Dragon maker
Gridley man’s three-decade labor of fire-breathing love
The drive from downtown Gridley to the town’s pastoral outskirts is filled with interesting creatures. Watch closely and you’re likely to spot all manner of livestock and large birds ranging from red-tailed hawks to great blue herons. Turn down the right rural road and you might even spot an even more fantastic beast: a 19-foot-long, 7,000-pound, drooling, fire-and-rainbow-breathing dragon named Claude.
The rust-colored metal beast rests in the front yard of artist Gabe Zanotto and is the product of 30 years’ worth of his dreams and labor. Zanotto isn’t your typical artist—a rough-hewn, weathered, jack-of-all-trades who’s spent his life working to survive. “I’ve dug ditches, farmed, cut wood, welded, was even a structural mechanic in the Navy but that was short-lived,” he said. “Sculpting is the one thing I’d like to keep doing.”
To date, Zanotto has created a few other pieces and has several works in progress, but the dragon remains his opus and the main focus of his artistic expression. A childhood trip to Italy stirred a lifelong love of art, but Zanotto said he’d “never so much as drawn a single line” until he was moved to breathe life into Claude.
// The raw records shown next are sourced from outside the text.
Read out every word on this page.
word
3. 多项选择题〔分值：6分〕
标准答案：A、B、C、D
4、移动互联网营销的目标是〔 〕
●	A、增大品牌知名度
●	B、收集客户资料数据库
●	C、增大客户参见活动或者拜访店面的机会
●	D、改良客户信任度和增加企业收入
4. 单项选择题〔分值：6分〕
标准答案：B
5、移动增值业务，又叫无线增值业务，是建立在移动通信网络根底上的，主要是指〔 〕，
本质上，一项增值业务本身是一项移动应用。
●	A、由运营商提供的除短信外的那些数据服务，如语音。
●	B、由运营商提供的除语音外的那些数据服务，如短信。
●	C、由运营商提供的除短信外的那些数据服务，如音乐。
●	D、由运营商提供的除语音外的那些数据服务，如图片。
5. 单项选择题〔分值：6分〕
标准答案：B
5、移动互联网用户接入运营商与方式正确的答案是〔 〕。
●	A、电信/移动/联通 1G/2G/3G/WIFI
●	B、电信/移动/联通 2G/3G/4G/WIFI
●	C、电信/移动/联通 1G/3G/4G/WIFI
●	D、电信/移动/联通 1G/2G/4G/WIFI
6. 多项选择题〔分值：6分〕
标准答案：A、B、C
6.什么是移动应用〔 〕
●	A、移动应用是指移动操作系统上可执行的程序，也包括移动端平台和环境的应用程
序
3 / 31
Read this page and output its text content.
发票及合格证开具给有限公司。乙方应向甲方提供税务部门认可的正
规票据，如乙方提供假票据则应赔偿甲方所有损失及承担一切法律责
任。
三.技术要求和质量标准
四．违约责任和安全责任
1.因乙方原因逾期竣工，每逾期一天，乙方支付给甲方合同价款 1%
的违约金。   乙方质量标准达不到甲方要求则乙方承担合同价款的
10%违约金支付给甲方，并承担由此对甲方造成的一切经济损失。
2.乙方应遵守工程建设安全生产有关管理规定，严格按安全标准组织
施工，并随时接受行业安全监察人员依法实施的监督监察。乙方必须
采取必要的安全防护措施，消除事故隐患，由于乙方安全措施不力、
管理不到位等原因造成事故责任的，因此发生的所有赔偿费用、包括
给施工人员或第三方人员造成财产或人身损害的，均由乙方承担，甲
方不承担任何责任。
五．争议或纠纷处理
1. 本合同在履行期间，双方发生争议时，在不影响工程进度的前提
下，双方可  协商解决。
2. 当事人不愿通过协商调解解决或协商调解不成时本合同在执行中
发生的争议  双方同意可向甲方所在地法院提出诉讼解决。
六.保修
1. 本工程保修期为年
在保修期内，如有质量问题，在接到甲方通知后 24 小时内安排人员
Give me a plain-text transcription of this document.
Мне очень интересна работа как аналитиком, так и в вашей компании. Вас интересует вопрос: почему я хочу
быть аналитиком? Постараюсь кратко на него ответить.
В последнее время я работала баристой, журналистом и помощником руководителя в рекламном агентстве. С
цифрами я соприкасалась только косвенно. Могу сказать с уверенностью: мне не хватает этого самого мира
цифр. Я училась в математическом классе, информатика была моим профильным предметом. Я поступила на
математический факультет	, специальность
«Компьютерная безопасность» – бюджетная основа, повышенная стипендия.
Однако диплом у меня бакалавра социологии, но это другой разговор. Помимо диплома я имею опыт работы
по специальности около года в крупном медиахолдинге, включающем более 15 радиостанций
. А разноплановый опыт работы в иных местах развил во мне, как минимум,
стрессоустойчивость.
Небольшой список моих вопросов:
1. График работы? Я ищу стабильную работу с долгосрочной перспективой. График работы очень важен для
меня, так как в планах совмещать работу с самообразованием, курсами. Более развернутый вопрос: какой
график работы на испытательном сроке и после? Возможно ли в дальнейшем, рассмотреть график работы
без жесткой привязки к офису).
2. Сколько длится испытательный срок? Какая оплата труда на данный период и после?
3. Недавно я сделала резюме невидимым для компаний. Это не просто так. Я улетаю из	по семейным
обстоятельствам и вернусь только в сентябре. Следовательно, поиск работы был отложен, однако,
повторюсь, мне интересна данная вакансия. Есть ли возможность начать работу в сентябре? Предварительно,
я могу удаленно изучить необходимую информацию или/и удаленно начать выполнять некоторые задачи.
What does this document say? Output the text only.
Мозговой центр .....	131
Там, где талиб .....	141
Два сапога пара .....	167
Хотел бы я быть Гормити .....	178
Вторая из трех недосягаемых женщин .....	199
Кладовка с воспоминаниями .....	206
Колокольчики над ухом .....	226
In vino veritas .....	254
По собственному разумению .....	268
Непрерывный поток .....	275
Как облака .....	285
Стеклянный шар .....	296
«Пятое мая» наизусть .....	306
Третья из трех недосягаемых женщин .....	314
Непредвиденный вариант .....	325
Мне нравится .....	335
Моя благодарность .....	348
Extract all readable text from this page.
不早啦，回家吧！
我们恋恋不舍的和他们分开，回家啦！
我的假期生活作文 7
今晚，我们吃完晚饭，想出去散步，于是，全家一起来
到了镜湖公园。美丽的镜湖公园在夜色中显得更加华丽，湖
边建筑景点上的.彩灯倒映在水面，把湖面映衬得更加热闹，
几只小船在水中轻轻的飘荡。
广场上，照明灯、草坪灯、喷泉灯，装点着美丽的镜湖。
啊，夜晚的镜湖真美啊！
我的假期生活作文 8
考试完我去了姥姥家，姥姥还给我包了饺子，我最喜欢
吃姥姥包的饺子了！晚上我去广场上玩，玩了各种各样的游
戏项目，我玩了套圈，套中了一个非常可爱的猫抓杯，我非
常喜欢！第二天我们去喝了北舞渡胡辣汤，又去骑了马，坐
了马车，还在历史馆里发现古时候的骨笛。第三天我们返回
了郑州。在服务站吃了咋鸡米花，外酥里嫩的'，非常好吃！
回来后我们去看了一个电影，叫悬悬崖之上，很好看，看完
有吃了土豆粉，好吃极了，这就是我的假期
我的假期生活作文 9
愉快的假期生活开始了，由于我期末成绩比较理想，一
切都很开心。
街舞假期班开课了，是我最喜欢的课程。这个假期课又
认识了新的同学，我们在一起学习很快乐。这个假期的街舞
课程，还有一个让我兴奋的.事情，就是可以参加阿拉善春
“It all started in 1979, I was cutting wood up in the hills and came across a giant fallen oak tree, more than 150-foot tall and six feet in diameter,” he recalled. “I cut into it and the termites had already eaten through all the soft wood, but at the middle was this hard piece, what I call the skull.”
Zanotto first saw a horse’s head in the ancient oak’s heart, which he initially intended to form into a unicorn hunting trophy, but that wouldn’t quite work. One day he added a metal horn and the first four largest teeth, and everything started coming together.
“Sure enough, it wanted to be a dragon,” he said. “As soon as I started getting the head together, I knew I was going to need to build him a body.”
And what a body it is. Zanotto first built skids to mount the dragon on, then used three old wagon wheels to form the belly of the beast. He reinforced these with a framework of welded horseshoes that make up the dragon’s inner skin. Shovelheads form bristling scales lining the dragon’s spine and tail. While the whole creation is impressive from afar, it’s even more so up close. Nearly every inch of the dragon’s outer skin is made up of found, antique objects: toy guns and sheriffs’ badges, spent artillery shells, animal bones, crystals, bayonets and swords, as well as smaller knick-knacks—like teeth and semi-precious stones—collected into aged glass bottles.
But the dragon is most impressive when it comes to life. Swinging aside an old stove door, Zanotto climbs into the belly of the dragon, where a series of levers and wheels swings its head and neck up and down, its jaws open and shut. Propane is piped from a tank behind his seat to the dragon’s nostrils, which shoot jets of flames several feet long. At will, the artist can make his dragon drool and spit water: “When you mix the water with a bit of baby oil, the flames shine through and make rainbows,” Zanotto said, barely containing a bit of awe in his own creation. “The possibilities are endless.”
He is currently working on a new fire device to enable a 20-foot flame to shoot from Claude’s mouth when the dragon rears its head back. He is hoping to finish it up in time for a possible trip to Burning Man this summer; Zanotto is currently going through the approval process and seeking grants to fund the trip.
In the past 30 years, the dragon—which the artist mounts on a custom-built truck when transporting—has appeared at events including children’s birthday parties, renaissance fairs, and many more, even a friend’s funeral.
“I pulled up outside the church and the preacher ran out and just threw his hands up in the air,” Zanotto recalled. “I thought he was gonna get angry, start throwing a fit and cursing the dragon, but he said it was the most beautiful thing he’d ever seen show up to a funeral.”